Why it matters: This development is generally positive for Ethereum Classic. It opens the door for traditional investors to get involved more easily and with tax benefits. However, major investment platforms like Hargreaves Lansdown have not yet started offering these ETNs, so wider adoption depends on how quickly these services roll them out. (CoinDesk)
2. Olympia Upgrade Draft Released (July 1, 2025)
What happened: The Ethereum Classic community proposed a set of upgrades called ECIP-1111 to 1114. These include a system similar to Ethereum’s EIP-1559 fee burning (where 20% of fees go to a treasury), on-chain governance through a decentralized autonomous organization (DAO), and new ways to fund development projects. Testing on a test network is planned for late 2025.
Why it matters: This is a positive long-term step for Ethereum Classic. It aims to solve ongoing funding challenges and modernize how the network is managed, all while keeping its proof-of-work (PoW) security model. However, the full upgrade won’t be live on the main network until late 2026, so immediate effects are limited. (EthClassicDAO)
3. Nabox Adds Cross-Chain Swaps (September 8, 2025)
What happened: Nabox Wallet now supports cross-chain swaps for Ethereum Classic, allowing users to move assets smoothly between over 40 blockchains, including popular ones like Solana and Polygon.
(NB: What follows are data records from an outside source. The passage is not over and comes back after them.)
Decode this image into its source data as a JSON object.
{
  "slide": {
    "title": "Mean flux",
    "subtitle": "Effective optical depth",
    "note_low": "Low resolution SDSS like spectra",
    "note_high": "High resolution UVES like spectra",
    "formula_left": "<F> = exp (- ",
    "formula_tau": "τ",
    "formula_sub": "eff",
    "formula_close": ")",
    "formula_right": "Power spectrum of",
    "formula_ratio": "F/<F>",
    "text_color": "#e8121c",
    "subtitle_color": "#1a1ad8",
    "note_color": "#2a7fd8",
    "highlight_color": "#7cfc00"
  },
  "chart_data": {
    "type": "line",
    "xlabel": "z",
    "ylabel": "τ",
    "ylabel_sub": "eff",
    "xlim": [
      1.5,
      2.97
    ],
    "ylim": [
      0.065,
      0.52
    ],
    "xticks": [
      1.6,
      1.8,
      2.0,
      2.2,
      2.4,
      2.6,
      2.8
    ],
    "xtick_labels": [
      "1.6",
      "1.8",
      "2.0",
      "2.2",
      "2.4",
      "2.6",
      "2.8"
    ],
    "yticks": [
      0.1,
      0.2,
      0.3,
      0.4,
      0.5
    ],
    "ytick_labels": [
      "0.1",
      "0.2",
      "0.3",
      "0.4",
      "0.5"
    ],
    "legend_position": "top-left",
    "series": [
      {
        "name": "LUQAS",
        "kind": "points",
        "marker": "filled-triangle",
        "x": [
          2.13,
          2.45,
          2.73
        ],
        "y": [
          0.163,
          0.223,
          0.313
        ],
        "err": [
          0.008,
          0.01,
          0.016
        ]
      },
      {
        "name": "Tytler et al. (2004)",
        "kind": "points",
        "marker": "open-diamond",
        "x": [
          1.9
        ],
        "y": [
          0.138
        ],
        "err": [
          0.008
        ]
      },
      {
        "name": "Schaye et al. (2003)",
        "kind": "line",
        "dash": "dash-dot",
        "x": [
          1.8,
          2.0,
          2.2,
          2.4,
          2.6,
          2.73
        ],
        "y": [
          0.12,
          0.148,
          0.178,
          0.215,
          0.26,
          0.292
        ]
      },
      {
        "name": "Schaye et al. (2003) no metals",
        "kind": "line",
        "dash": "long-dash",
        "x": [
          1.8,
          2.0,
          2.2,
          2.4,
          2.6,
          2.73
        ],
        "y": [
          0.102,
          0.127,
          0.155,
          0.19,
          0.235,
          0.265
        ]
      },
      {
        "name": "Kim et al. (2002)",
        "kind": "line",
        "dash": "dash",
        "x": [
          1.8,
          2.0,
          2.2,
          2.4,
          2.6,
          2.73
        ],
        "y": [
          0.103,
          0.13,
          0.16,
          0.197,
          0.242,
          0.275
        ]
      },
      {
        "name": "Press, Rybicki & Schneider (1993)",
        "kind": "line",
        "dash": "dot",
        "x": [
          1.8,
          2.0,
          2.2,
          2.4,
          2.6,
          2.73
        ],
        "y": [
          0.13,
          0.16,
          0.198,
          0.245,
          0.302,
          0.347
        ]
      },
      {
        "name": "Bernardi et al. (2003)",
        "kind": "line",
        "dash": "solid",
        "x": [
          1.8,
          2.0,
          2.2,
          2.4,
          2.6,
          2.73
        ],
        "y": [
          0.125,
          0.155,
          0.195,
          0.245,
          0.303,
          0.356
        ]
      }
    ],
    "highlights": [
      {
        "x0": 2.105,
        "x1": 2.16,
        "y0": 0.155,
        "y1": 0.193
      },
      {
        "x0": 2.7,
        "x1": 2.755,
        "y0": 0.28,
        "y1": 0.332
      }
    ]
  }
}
Why it matters: This improves Ethereum Classic’s ability to work with other blockchain networks, which is a good sign for its usability. However, its decentralized finance (DeFi) ecosystem is still small compared to competitors, so just enabling swaps may not be enough to boost long-term user activity without more decentralized apps (dApps). (Crypt0_DeFi)
Summary
Ethereum Classic is making strategic moves by gaining regulatory approval for tax-advantaged investment, planning important governance upgrades, and improving cross-chain compatibility. Still, liquidity concerns remain, especially after Tether stopped supporting ETC in August. The big question is whether institutional investments through UK pensions will balance out retail investors moving to other blockchains with higher returns.